Chulalongkorn University

Oral Presentation Track 1 - Data and metadata organization, management and access Track 1 - Data and metadata organization, management and access

Speaker

Gianmaria Del Monte (CERN)

Description

As the scale and complexity of high-energy physics computing grows, storage systems are being pushed to serve radically diverse workloads at once, often with significant performance consequences. To ensure EOS can meet these evolving demands, we introduce a real-time I/O traffic-shaping framework that monitors ongoing I/O patterns and dynamically adjusts and balance read/write flows to maintain stable, efficient throughput, ensuring critical workflows continue to be served reliably even under heavy contention.

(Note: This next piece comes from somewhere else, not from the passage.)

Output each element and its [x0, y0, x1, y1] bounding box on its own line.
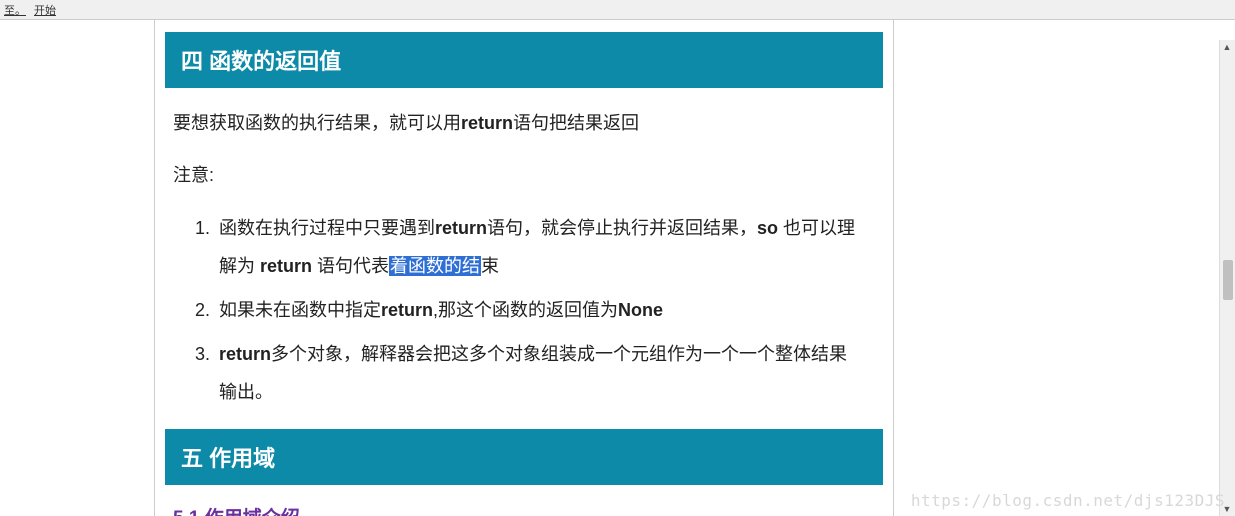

The concept introduces a lightweight, distributed I/O monitoring layer that collects detailed metrics directly from each storage node. These local measurements are periodically aggregated by the MGM namespace service, where they are analysed to compute bandwidth usage, IOPS distribution, and emerging congestion patterns. From this global view, shaping parameters - such as rate limits per application or per user, and prioritization hints - can be dynamically computed and propagated back to the nodes

This architecture forms the basis for a closed loop in EOS: monitoring, aggregation, and shaping work together to regulate throughput, improve fairness, and protect interactive responsiveness under load. The implementation uses open standards and efficient serialization formats (e.g., Protocol Buffers) to enable easy communication and future integration with machine learning or policy-driven optimization frameworks.

Ultimately, the real-time I/O shaping framework aims to transform EOS from a reactive storage system into an adaptive, self-regulating storage service capable of maintaining performance and predictability across diverse and fluctuating workloads.